Hoy desperté sintiendo un peso en el pecho, una desgana profunda que me envolvía como una manta fría. No quería ir a la universidad, no tenía ánimos para enfrentarme a la rutina ni a las miradas, pero sabía que no podía darme el lujo de faltar, apenas estábamos comenzando el semestre y, además, hoy me tocaba ser el chofer de María José. Era una responsabilidad que no podía evadir, aunque mi corazón estuviera en otra parte.

Al bajar las escaleras, la vi. María José ya estaba lista, impecable como siempre, con esa serenidad en el rostro que me hacía preguntarme si alguna vez algo la perturbaba de verdad.

—Hola —mi voz salió apenas como un susurro, cargada de timidez y un anhelo que no podía ocultar. —¿Estás lista? —pregunté, intentando sonar casual.
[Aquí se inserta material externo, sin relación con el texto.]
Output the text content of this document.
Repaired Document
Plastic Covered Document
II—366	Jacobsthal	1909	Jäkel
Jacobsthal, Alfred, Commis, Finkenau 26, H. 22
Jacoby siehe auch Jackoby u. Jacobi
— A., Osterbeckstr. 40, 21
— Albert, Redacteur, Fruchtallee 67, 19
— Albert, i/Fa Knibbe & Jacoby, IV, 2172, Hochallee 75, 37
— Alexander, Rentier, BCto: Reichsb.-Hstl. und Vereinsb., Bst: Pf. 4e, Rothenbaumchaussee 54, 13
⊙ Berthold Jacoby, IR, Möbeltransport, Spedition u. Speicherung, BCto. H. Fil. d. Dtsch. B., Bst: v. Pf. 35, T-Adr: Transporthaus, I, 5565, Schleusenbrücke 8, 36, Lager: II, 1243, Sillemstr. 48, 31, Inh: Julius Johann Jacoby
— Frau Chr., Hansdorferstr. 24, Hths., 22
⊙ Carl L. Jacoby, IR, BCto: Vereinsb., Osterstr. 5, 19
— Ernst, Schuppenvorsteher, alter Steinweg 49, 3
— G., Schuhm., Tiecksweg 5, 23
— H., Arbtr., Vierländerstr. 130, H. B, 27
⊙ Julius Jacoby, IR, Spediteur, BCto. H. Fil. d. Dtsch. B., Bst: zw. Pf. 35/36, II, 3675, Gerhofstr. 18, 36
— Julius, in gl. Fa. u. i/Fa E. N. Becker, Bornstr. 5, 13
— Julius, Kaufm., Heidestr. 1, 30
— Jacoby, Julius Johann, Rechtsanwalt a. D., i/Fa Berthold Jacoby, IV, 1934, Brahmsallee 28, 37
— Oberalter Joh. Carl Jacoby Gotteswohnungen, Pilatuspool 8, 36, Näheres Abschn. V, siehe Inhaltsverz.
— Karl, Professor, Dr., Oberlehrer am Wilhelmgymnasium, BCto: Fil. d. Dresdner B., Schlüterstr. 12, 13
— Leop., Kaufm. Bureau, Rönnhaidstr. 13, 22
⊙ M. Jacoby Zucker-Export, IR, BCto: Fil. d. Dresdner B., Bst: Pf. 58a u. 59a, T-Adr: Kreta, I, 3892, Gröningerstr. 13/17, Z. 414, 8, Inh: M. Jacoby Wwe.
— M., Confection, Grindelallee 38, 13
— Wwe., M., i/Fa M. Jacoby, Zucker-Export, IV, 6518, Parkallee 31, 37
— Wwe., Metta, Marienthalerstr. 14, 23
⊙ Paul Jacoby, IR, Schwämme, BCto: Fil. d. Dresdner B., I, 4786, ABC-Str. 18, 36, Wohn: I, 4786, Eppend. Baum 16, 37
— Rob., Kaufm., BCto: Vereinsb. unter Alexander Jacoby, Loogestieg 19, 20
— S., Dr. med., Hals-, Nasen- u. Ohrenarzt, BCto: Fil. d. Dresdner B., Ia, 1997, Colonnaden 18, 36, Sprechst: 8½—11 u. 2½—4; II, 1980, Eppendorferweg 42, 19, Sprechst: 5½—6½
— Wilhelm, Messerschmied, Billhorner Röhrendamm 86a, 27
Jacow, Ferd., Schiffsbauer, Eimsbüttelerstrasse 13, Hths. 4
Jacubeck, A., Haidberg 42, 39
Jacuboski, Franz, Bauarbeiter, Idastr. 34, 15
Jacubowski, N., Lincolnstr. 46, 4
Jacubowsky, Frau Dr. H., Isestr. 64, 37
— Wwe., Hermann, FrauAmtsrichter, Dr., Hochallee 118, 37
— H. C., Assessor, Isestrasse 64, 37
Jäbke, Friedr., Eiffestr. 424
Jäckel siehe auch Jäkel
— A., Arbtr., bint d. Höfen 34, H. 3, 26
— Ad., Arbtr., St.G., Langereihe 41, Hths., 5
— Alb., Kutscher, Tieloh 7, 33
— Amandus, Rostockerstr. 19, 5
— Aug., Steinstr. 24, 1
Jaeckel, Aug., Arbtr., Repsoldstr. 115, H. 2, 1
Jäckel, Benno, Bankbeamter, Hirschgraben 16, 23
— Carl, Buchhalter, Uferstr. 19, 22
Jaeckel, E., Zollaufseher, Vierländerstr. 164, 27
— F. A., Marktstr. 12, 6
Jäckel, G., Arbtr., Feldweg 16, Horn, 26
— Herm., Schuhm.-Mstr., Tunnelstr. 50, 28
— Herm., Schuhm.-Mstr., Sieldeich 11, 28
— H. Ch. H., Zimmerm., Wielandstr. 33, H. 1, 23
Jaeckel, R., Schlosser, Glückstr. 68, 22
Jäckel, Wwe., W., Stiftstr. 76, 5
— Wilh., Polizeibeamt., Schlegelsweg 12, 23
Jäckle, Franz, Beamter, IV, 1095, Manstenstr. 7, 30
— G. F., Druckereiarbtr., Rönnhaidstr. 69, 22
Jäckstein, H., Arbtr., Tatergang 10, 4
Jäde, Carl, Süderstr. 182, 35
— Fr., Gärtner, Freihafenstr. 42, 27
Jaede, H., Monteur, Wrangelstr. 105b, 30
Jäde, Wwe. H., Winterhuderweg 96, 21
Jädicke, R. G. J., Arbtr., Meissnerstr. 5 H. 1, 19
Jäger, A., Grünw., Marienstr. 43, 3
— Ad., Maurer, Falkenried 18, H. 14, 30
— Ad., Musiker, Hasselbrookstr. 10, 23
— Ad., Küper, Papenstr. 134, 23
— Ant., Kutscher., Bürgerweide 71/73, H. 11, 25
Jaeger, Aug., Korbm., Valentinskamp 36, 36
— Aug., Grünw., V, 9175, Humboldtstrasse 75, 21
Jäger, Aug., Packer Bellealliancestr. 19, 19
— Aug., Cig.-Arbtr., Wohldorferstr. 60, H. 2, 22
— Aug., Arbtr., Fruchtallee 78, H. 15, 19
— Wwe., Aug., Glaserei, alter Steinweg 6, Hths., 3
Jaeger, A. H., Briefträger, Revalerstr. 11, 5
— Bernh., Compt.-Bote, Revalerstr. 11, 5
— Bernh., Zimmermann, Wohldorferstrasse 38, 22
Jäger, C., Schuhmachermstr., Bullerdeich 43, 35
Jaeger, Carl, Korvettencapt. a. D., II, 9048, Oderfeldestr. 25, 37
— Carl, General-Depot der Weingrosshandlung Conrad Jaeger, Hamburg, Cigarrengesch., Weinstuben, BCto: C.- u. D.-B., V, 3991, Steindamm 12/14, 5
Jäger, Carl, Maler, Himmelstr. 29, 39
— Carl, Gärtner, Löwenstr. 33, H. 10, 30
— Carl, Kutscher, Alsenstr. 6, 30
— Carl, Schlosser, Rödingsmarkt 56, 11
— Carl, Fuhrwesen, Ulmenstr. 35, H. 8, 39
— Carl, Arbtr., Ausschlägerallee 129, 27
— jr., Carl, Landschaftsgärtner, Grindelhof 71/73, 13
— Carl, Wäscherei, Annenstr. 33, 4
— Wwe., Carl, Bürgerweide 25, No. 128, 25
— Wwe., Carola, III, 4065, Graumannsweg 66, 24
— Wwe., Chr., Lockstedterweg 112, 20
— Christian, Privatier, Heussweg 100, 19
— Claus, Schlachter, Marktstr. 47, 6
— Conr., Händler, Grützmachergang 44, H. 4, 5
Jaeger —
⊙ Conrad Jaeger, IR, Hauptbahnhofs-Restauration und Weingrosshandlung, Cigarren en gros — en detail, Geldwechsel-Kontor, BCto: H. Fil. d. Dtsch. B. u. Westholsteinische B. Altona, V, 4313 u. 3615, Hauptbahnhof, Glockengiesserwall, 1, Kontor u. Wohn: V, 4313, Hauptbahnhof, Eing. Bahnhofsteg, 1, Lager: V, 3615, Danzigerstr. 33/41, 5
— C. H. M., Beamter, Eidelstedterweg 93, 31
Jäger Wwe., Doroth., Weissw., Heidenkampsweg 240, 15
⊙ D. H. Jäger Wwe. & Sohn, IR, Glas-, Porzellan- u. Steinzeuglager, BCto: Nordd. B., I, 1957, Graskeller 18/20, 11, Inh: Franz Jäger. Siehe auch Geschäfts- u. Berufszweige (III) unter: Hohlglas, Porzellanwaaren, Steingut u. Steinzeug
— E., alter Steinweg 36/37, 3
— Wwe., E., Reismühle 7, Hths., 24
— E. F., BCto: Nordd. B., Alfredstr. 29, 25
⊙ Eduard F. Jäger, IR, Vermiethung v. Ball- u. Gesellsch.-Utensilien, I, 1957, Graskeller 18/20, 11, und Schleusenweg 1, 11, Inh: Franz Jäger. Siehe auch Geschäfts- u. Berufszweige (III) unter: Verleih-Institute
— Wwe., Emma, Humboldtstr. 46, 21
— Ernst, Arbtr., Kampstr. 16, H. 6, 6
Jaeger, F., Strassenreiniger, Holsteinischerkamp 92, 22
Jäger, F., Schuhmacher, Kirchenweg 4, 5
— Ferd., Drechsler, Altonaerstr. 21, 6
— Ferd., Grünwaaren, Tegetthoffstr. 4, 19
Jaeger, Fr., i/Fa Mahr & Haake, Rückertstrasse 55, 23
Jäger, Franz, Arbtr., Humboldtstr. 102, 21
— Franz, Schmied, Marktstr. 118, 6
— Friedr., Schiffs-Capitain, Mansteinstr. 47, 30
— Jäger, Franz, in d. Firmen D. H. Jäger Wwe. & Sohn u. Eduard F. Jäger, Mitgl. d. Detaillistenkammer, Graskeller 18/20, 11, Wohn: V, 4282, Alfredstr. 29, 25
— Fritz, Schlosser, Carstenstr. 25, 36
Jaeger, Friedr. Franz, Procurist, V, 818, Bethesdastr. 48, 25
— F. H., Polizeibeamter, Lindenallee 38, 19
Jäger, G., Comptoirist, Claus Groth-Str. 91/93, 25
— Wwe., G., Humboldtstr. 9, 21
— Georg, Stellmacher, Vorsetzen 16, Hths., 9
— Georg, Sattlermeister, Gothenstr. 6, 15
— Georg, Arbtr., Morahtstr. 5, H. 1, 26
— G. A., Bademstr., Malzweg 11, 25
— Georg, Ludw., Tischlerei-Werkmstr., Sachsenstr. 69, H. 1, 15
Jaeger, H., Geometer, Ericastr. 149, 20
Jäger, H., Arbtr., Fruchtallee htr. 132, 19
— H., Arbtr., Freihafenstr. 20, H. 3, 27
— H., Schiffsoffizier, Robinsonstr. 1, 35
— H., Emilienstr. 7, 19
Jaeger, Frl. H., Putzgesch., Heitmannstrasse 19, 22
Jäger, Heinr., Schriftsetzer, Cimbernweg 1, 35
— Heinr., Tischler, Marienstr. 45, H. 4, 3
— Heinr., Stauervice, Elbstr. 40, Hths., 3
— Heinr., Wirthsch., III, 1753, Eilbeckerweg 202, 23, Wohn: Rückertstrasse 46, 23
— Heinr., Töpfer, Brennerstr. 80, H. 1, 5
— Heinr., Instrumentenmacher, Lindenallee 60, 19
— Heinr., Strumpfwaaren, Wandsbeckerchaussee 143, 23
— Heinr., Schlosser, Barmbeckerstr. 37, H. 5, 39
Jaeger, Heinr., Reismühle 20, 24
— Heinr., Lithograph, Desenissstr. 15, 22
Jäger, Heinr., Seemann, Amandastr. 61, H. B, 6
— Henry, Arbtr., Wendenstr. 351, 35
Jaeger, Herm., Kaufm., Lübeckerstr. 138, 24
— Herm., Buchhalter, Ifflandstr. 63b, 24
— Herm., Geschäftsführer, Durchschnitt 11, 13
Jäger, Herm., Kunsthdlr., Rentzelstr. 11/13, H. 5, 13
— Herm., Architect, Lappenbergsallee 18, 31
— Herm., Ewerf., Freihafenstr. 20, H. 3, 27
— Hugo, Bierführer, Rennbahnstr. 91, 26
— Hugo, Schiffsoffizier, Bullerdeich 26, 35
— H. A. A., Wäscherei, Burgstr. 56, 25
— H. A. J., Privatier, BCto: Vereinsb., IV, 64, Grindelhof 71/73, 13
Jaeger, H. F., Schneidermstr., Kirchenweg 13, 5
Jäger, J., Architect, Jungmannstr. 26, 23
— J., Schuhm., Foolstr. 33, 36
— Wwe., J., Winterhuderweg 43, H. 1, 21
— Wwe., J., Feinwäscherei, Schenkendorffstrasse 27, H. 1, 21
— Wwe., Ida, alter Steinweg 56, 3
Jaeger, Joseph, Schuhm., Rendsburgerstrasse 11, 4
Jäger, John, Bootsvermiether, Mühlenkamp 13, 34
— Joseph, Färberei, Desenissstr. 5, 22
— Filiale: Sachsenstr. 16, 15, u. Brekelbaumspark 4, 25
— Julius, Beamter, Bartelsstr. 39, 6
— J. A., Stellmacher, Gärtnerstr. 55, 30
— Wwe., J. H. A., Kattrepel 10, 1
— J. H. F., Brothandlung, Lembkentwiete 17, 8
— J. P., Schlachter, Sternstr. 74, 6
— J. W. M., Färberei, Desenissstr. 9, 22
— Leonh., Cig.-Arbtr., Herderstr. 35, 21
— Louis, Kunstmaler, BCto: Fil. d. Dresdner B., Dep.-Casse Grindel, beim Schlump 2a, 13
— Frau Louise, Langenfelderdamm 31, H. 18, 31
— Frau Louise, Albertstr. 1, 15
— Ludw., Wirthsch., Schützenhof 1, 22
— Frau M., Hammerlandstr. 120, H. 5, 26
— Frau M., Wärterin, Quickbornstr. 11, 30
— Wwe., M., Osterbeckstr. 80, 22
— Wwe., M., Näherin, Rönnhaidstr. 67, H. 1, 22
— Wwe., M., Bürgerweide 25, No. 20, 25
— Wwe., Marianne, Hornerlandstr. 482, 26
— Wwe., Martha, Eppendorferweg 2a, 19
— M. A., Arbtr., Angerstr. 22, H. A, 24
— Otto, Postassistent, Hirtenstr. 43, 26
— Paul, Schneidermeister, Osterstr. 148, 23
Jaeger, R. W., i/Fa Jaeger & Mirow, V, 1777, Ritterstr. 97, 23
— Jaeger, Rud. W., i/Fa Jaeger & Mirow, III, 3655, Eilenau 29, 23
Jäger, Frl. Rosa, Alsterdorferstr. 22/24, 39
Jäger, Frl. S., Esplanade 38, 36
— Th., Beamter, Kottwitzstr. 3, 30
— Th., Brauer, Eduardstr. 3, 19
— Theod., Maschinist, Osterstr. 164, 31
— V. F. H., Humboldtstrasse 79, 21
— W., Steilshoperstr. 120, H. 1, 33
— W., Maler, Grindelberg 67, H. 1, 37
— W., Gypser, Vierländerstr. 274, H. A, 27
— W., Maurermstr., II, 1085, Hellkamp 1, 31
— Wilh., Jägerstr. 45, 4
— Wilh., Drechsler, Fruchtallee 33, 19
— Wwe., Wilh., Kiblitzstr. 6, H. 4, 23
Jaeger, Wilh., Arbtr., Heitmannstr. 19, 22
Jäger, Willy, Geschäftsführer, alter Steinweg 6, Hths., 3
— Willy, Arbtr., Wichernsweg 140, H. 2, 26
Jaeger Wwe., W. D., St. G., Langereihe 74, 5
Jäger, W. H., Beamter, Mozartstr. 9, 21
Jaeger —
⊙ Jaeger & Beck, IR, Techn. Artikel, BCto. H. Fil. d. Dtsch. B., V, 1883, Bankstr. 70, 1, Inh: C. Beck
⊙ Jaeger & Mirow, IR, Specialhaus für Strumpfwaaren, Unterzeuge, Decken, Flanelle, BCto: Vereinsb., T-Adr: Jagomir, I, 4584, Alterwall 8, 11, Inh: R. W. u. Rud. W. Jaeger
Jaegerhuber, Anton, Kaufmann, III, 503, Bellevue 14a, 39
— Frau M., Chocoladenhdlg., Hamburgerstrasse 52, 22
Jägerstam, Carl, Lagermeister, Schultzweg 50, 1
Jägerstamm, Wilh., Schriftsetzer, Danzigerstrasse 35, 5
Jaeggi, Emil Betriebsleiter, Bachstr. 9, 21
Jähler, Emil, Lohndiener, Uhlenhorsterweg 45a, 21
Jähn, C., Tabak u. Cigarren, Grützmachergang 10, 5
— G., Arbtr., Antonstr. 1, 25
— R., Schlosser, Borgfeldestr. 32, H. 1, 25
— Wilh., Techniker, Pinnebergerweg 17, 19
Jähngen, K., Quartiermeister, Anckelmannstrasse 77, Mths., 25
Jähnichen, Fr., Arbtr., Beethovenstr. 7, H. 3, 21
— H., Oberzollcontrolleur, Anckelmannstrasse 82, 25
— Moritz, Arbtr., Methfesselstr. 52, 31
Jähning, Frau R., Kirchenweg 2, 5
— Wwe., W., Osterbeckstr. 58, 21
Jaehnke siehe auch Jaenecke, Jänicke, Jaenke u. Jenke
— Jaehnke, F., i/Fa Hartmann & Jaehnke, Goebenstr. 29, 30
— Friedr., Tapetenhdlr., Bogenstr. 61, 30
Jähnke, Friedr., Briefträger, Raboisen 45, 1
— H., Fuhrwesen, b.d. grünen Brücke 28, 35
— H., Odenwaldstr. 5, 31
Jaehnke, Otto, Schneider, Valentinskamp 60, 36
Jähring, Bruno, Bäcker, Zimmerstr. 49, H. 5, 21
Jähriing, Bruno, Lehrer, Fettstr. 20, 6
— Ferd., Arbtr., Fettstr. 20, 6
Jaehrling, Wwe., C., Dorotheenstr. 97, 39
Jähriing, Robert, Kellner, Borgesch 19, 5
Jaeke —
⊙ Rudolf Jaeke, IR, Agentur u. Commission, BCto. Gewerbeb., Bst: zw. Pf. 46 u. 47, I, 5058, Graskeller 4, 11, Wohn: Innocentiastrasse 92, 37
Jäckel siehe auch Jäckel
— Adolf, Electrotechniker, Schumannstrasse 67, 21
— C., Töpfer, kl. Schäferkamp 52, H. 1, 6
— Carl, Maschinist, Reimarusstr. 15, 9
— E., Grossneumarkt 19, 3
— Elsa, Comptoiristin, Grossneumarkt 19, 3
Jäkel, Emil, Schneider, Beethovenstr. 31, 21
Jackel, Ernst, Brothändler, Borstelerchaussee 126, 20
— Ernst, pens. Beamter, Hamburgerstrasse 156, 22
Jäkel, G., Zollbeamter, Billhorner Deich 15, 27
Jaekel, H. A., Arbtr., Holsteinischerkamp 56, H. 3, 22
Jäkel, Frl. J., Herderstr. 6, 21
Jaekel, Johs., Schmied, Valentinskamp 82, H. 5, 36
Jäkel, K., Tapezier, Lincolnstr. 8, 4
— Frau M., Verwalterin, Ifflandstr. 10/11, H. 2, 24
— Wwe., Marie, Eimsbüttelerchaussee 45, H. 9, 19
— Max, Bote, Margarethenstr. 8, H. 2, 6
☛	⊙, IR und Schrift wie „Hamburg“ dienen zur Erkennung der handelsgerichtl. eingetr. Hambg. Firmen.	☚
Ella asintió en silencio, sin regalarme una sola palabra.

El trayecto en el auto fue un océano de silencio. No cruzamos palabra, y el aire se sentía denso entre nosotras, como si las cosas no dichas se sentaran en el asiento trasero, observándonos. Habíamos vuelto a esa distancia incómoda, a esa frialdad que tanto temía. No estaba enojada con María José, en realidad, estaba molesta conmigo misma. ¿Cómo había permitido que nos distanciáramos así? Podríamos estar más cerca que nunca, pero en cambio, éramos dos extrañas compartiendo un espacio reducido y un silencio ensordecedor.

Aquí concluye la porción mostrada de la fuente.